Moving beyond the space of glacial degeneration, one enters the transitional passage. Here we are met with three photographic portraits. Two generations of females in Whittaker’s family stare straight at the viewer, each relative eerily holding a microscope slide clamped in her mouth. A closer look disconcertingly reveals that each slide is painted with a depiction of one of the escalating mosquito-born diseases – West Nile virus, Dengue fever, and malaria – ready to be ingested. 

From here we move into the hauntingly blue and filtered space of the post-glacial, the lapis lazuli hue created by walls draped in sheets of ice-blue furnace filter. On one wall we encounter ourselves distortedly reflected in the mounted hemispheric mirrors, our image as contributor to global calamity. Nearby but barely visible behind filtering blue hover the admonitory silhouettes of silent witnesses, the diseased, the dying, and the dead. And it is in this space that we confront the three menacing sisters of lack -- Manque de lucidité, Manque de volonté, Manque de sagesse – a trio dubbed by Whittaker “the infection protection fashion collection for a post-glacial world.” One mannequin wears a maxi-skirt and breast shields of N95 respiratory masks. The torso of a second, who sports a mini-skirt and bikini top formed of cool blue surgical masks, is covered by camouflage mosquito netting. Modeling a short skirt of N95 masks, the third Manque is shrouded in floor-length white gauzy mosquito netting like a ghostly wedding veil. The placement on all three sisters of masks impregnated with mosquito corpses, suggestive of pubic hair and breast aureoles, sexualizes the mannequins and introduces a note of humour into what otherwise might be a relentlessly doom-predicting exhibit. Another humourous piece develops the fashion theme in the direction of accessories -- black velvet stands display bracelets and necklaces made of vegetables purported to possess anti-microbial properties. But because these chili peppers, garlic cloves, onions, and ginger root are dehydrated and encased in salt, they have lost their potency. Instead they, like the mannequins’ outfits, provide only a layer of glamour over a grim reality, offering no protection against, or cure for, a post-glacial world teeming with the microbes of infectious disease. 

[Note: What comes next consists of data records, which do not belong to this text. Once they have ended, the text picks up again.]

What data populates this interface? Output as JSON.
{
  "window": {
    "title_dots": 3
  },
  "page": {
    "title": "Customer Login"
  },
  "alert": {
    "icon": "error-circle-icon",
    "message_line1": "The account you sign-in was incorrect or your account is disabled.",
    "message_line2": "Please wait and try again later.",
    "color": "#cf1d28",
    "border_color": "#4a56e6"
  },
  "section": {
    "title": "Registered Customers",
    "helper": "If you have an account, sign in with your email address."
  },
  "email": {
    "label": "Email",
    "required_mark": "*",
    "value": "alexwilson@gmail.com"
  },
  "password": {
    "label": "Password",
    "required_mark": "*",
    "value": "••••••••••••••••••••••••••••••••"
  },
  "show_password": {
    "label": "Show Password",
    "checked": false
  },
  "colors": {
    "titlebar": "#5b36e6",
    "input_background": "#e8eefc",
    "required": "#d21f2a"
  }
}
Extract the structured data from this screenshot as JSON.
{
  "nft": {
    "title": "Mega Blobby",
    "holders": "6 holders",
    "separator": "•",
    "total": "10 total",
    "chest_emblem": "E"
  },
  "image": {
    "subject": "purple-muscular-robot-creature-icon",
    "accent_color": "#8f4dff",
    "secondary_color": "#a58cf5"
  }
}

A final piece reprises the show’s message of impending disaster: a milky-white salt slab evocative of thick ice under a blanket of snow drifts in a shallow pyrex dish. Stranded on the slab’s surface sits an emaciated polar bear, its coat covered in ice crystals, surrounded by a vast sea of dead mosquitoes.

Throughout the exhibit visitors are serenaded by uneasy, post-glacial muzak. Wandering between melodic and discordant, this free-tempo music evokes worrisome insect whines and melancholy whale calls. Frequent disruptions by Big-Brotheresque announcements urge all to stay calm – and complacent.

If it took a Louis Pasteur to disprove the theory of spontaneous generation, it is taking the efforts of the likes of Al Gore and Elaine Whittaker to disprove the notion we humans have nothing to do with global warming. And while Whittaker’s exhibit will unfortunately reach far fewer than Gore’s film and lecture tours, her aesthetics of disaster emblazon on the minds of those fortunate enough to see this show an array of hauntingly beautiful images impossible to forget.

 

 

 

 

Ruth Roach Pierson is Professor emerita of the Ontario Institute for Studies in Education of the University of Toronto and author of numerous academic studies, Ruth Roach Pierson has published two volumes of poetry with BuschekBooks of Ottawa: Where No Window Was (2002) and Aide-Mémoire (2007), which was named a finalist for the Governor General’s Literary Award for Poetry in 2008. Her third poetry collection, Contrary, was launched in 2011 by Tightrope Books of Toronto. With Sue MacLeod, she is currently at work on an anthology of movie poems entitled I Found It at the Movies to be published by Tightrope Books in spring 2013.